Well perhaps my setup isn’t quite a homelab. A large proportion isn’t particularly experimental. A lot of the services I run at home keep me cosplaying as a sysadmin, that’s for sure. If you’re going to do it, you have to do it properly, so here goes:
- I run a highly-available cluster using proxmox
- I run highly-available DNS using unbound which provides some Ad-blocking controls
- I run a Ubiquiti unifi controller and network built around a UDM Pro – easily one of my favourite pieces of networking infrastructure
- I run failover internet lines (Gigaclear FTTH 1Gbps + Talktalk ADSL 70Mbps)
- I run multiple VLANs for LAN, Guest, IoT, Surveillance
- I run a Step-CA certificate authority and use it for SSL certs for all internal services.
- I run a Squid caching-proxy server to (slightly) reduce internet traffic and add further Ad-blocking controls.
- I run a Lancache for game library caching
- I run CCTV/NVR using Frigate
- I run remote access using Tailscale
- I run Ollama, edge-tts
- I run Gitlab source control
- I run n8n for workflow automation, news aggregation, agentic AI, and I’m exploring what else I can do with this.
- I run home assistant for home automation
- I run Observium for monitoring
- I run Wazuh for XDR/SIEM
- I run a reprepro server for deb package distribution
- I run a docker registry for docker image distribution (yes I suppose I could use gitlab for this, but I like keeping it separate)
- I run another internal, satellite postfix MTA which hands off to the VPS
- I run a CUPS airprint spooler – less useful these days than it used to be when half the clients didn’t have the correct printer drivers
- I run nextcloud for DIY cloud storage & sharing
- I run Calibre-web for book/magazine/academic paper library
- I run Plex for home media library, sharing with iPads and Amazon Firesticks
- I’ve just this week installed a local Penpot server to see if it’s useful enough to use instead of Figma
- I run a weewx weather-station
- I run a satellite-weather SDR receiver, driven by “predict“
- I run an ADSB receiver driven by flightaware-1090
- Other devices on the network which aren’t directly in the homelab include things like a trusty DS1819+ Synology, HD Homerun, hamclock, Pi-Star, Echolink node, Allstarlink node, experimental Packet node, enviro RPi Pico monitors and a raintrackr, not to mention the family laptops, PCs, TVs, iPads, smartphones, smart plugs, smart lights, NVR cameras, Echos, Google Homes and all that other junk.
- Mostly kept online by an old Dell UPS cast-off from work – PoE Wireless APs to the rescue!
I’m sure I’ve forgotten a bunch of things, but that’s the gist of it.
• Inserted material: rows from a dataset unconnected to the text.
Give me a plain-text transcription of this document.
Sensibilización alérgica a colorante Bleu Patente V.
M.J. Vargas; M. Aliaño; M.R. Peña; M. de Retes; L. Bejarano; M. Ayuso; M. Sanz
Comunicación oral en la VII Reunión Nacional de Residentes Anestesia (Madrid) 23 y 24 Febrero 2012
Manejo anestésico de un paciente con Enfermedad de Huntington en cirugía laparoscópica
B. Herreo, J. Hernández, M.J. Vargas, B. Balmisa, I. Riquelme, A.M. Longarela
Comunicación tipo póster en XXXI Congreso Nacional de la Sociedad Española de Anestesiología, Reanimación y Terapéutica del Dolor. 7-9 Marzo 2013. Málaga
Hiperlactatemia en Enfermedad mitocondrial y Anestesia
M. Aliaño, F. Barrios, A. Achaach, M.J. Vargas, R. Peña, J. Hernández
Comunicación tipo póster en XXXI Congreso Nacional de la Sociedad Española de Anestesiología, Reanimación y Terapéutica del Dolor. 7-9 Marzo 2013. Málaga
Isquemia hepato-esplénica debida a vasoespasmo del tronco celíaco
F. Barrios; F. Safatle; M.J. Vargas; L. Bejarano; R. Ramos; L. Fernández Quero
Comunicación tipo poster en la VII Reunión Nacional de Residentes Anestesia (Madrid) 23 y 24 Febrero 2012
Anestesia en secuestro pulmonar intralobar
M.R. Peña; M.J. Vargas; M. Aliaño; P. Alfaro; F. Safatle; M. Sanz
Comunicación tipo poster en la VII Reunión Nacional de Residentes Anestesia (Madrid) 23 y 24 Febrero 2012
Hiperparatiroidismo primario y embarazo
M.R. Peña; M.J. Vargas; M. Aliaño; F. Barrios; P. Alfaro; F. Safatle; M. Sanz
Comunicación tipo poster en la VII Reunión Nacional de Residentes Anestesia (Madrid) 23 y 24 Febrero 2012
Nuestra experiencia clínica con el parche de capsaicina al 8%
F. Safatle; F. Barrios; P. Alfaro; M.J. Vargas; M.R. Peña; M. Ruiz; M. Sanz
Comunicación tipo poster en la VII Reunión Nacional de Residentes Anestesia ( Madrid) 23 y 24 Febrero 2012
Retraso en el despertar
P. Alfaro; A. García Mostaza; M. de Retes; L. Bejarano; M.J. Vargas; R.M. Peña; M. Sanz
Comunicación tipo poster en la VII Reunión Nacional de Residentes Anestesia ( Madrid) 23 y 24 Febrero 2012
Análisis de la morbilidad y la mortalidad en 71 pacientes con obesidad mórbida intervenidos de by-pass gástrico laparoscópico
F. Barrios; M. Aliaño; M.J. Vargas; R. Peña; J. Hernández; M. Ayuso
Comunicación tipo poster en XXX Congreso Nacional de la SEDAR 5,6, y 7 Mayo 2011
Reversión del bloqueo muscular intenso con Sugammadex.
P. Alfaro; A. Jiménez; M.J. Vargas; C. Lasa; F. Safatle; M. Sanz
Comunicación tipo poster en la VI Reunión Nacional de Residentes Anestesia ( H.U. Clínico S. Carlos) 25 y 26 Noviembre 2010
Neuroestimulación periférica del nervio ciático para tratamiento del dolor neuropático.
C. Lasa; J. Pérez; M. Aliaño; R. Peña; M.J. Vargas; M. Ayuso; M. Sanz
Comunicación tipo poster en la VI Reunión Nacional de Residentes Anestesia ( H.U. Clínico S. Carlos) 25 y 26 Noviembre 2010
I do not like paying for subscription services if I can avoid it. I’m sure my response of installing everything and running it at home is pretty atypical, but I like being (mostly) in control of my own services.
There was a time when I would have STRONGLY preferred hiring developers and engineers into my teams who do this sort of stuff in their spare time. To be honest I still think like that, probably because I’m some sort of tech dinosaur. It seems learning in one’s spare time has fallen out of fashion for a huge proportion of people. I don’t expect to see a stupid amount of github commit history – though that’s often encouraging to see. I know that if you’re working for most companies, that intellectual property is private, commercial, top secret, verboten, and certainly isn’t going on a public repository for a someone else’s AI training.
I get it – I was never paid for solving massive, long-standing system engineering and architecture problems for work in my sleep, which happened on many occasions, as might be expected when working on groundbreaking novel science. It certainly used to piss me off that what little recognition was received was never really proportional to the amount of effort put in either in work, or in overtime, or in own-time. I need to get over that – that’s a very much a “me” problem. In the meantime I need a bigger server cab.
What should I run on my homelab? What do you run on yours?